Planning your essay • Introduction • Provide background on your subject • Place us in the setting of your description • Provide the dominant impression that you want to convey in your essay (this is the thesis of the descriptive piece)
Planning your essay cont. • Body • Describe your subject using sensory details and/or comparisons. • Conclusion • Revisit your dominant impression • Logically wrap up the ideas in your essay – don’t leave loose ends.
Vantage Point • Do you want a fixed or moving vantage point for describing your object? • What vantage point(s) will give your reader the most useful information? • From which vantage point(s) can you provide the most revealing or striking details? • The vantage point is like your perspective in the piece. Think of it as a camera for the reader.
Dominant Impression • Think of this as the thesis for your descriptive essay. • This is your main point about the subject.
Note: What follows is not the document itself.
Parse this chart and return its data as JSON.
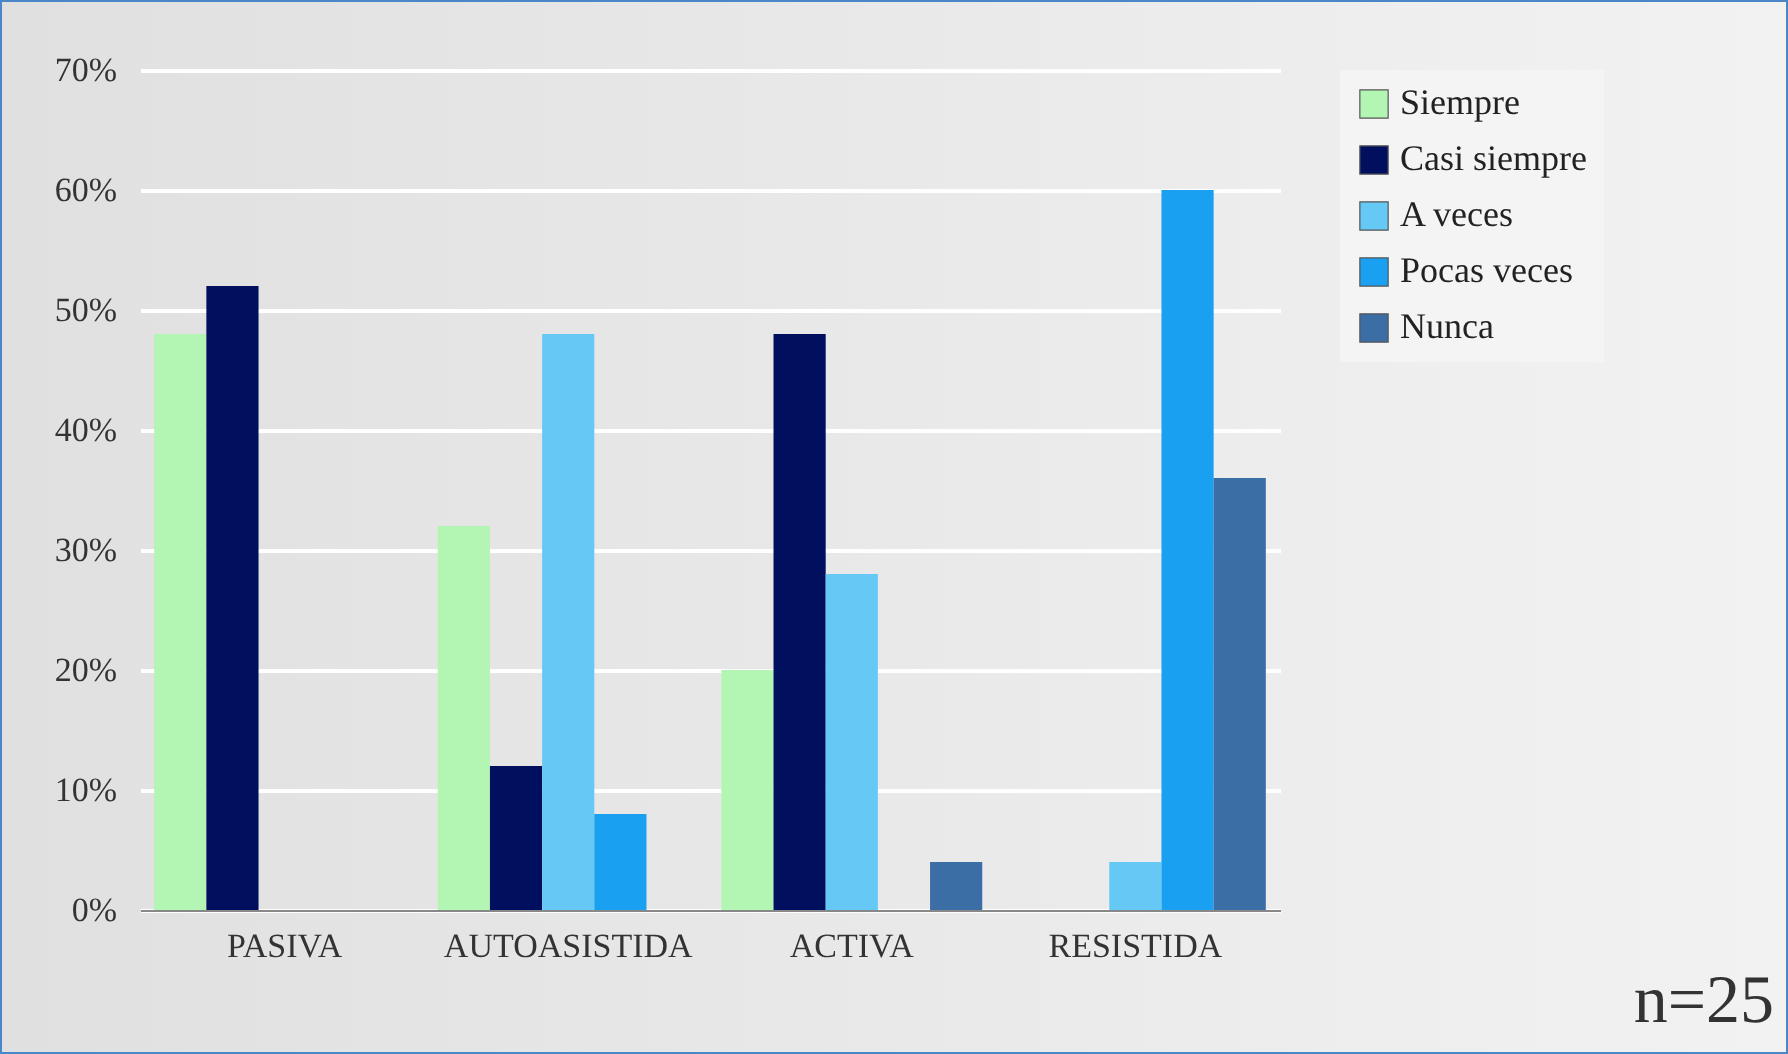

What do you want to leave your readers with from this piece? • Make sure you feel confident in your dominant impression—write what you know. • This should appeal to your audience—try to offer a new perspective or to provide new insights on your subject.
Organization • Spatial Order: Describe a subject from top to bottom, inside to outside, near to far away, from a central focal point outward. • Chronological Order: Describe changes that occur in an object, person, or place over a period of time. • Least-Most/Most-Least: Describe the object, person, or place in order from increasing to decreasing intensity or vice versa • Ex: Describe the sounds of an orchestra tuning up
Student Writing: “I Survived the Blackout of 2003” pp. 159-161 Read the essay carefully. • See if you can identify: • Vantage Point • Dominant Impression • How do all of the details work to support this impression? • Which sensory details are particularly effective? • Are there any missing details that would enhance this impression?
“Eating Chili Peppers” pp. 144-146 Read the sample carefully. • What is the dominant impression? • What is the vantage point? • What method of organization does the author use? • What language appears to be particularly effective?
Your turn • Take your list of topics and narrow down to one. • What attitude, mood, or feeling do you want to create about your subject? • List sensory details that would help you to create this dominant impression. • Use the scaffold to help you outline your topic.
Next Class • Complete the scaffold to help you outline the body of your essay. • Draft the introduction of your essay. • Read “Piedra” (pp 180-181). On your own sheet of paper, answer the questions in understanding the reading, and examining the characteristics of descriptive writing.